Change-Id: I49e5e6c8abe70f304cdedb9d7b8e6e65f8925815
diff --git a/include/cutils/atomic.h b/include/cutils/atomic.h
index 5694d66..8e12902 100644
--- a/include/cutils/atomic.h
+++ b/include/cutils/atomic.h
@@ -25,10 +25,8 @@
 #endif
 
 /*
- * NOTE: memory shared between threads is synchronized by all atomic operations
- * below, this means that no explicit memory barrier is required: all reads or 
- * writes issued before android_atomic_* operations are guaranteed to complete
- * before the atomic operation takes place.
+ * Unless otherwise noted, the operations below perform a full fence before
+ * the atomic operation on SMP systems ("release" semantics).
  */
 
 void android_atomic_write(int32_t value, volatile int32_t* addr);
@@ -37,7 +35,6 @@
  * all these atomic operations return the previous value
  */
 
-
 int32_t android_atomic_inc(volatile int32_t* addr);
 int32_t android_atomic_dec(volatile int32_t* addr);
 
@@ -48,30 +45,32 @@
 int32_t android_atomic_swap(int32_t value, volatile int32_t* addr);
 
 /*
- * NOTE: Two "quasiatomic" operations on the exact same memory address
- * are guaranteed to operate atomically with respect to each other,
- * but no guarantees are made about quasiatomic operations mixed with
- * non-quasiatomic operations on the same address, nor about
- * quasiatomic operations that are performed on partially-overlapping
- * memory.
+ * cmpxchg returns zero if the new value was successfully written.  This
+ * will only happen when *addr == oldvalue.
+ *
+ * (The return value is inverted from implementations on other platforms, but
+ * matches the ARM ldrex/strex sematics.  Note also this is a compare-and-set
+ * operation, not a compare-and-exchange operation, since we don't return
+ * the original value.)
  */
-
-int64_t android_quasiatomic_swap_64(int64_t value, volatile int64_t* addr);
-int64_t android_quasiatomic_read_64(volatile int64_t* addr);
-    
-/*
- * cmpxchg return a non zero value if the exchange was NOT performed,
- * in other words if oldvalue != *addr
- */
-
 int android_atomic_cmpxchg(int32_t oldvalue, int32_t newvalue,
         volatile int32_t* addr);
 
-int android_quasiatomic_cmpxchg_64(int64_t oldvalue, int64_t newvalue,
-        volatile int64_t* addr);
+/*
+ * Same basic operation as android_atomic_cmpxchg, but with "acquire"

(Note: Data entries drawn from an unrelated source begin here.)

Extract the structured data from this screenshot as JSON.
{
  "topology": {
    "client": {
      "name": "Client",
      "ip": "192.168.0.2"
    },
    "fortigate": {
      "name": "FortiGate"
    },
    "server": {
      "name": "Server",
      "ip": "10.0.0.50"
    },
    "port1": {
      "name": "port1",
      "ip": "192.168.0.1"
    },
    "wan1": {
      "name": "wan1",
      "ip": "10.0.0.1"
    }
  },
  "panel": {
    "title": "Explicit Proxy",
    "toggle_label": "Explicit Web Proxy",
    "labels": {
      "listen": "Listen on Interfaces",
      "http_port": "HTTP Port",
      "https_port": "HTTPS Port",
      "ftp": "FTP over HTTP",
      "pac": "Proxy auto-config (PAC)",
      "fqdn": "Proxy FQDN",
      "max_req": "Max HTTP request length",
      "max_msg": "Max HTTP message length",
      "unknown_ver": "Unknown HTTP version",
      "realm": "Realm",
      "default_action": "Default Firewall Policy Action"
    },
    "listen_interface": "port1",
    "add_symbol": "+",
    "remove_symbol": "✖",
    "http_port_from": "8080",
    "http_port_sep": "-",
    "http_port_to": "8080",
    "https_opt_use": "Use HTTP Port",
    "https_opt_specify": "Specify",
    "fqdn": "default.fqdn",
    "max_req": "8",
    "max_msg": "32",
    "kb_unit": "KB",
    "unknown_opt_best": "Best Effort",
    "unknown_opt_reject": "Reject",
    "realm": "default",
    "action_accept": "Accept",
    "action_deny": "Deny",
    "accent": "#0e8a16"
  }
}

+ * semantics.  The memory barrier, if required, is performed after the
+ * new value is stored.  Useful for acquiring a spin lock.
+ */
+int android_atomic_acquire_cmpxchg(int32_t oldvalue, int32_t newvalue,
+        volatile int32_t* addr);
 
+/*
+ * Perform an atomic store with "release" semantics.  The memory barrier,
+ * if required, is performed before the store instruction.  Useful for
+ * releasing a spin lock.
+ */
+#define android_atomic_release_store android_atomic_write
 
-    
 #ifdef __cplusplus
 } // extern "C"
 #endif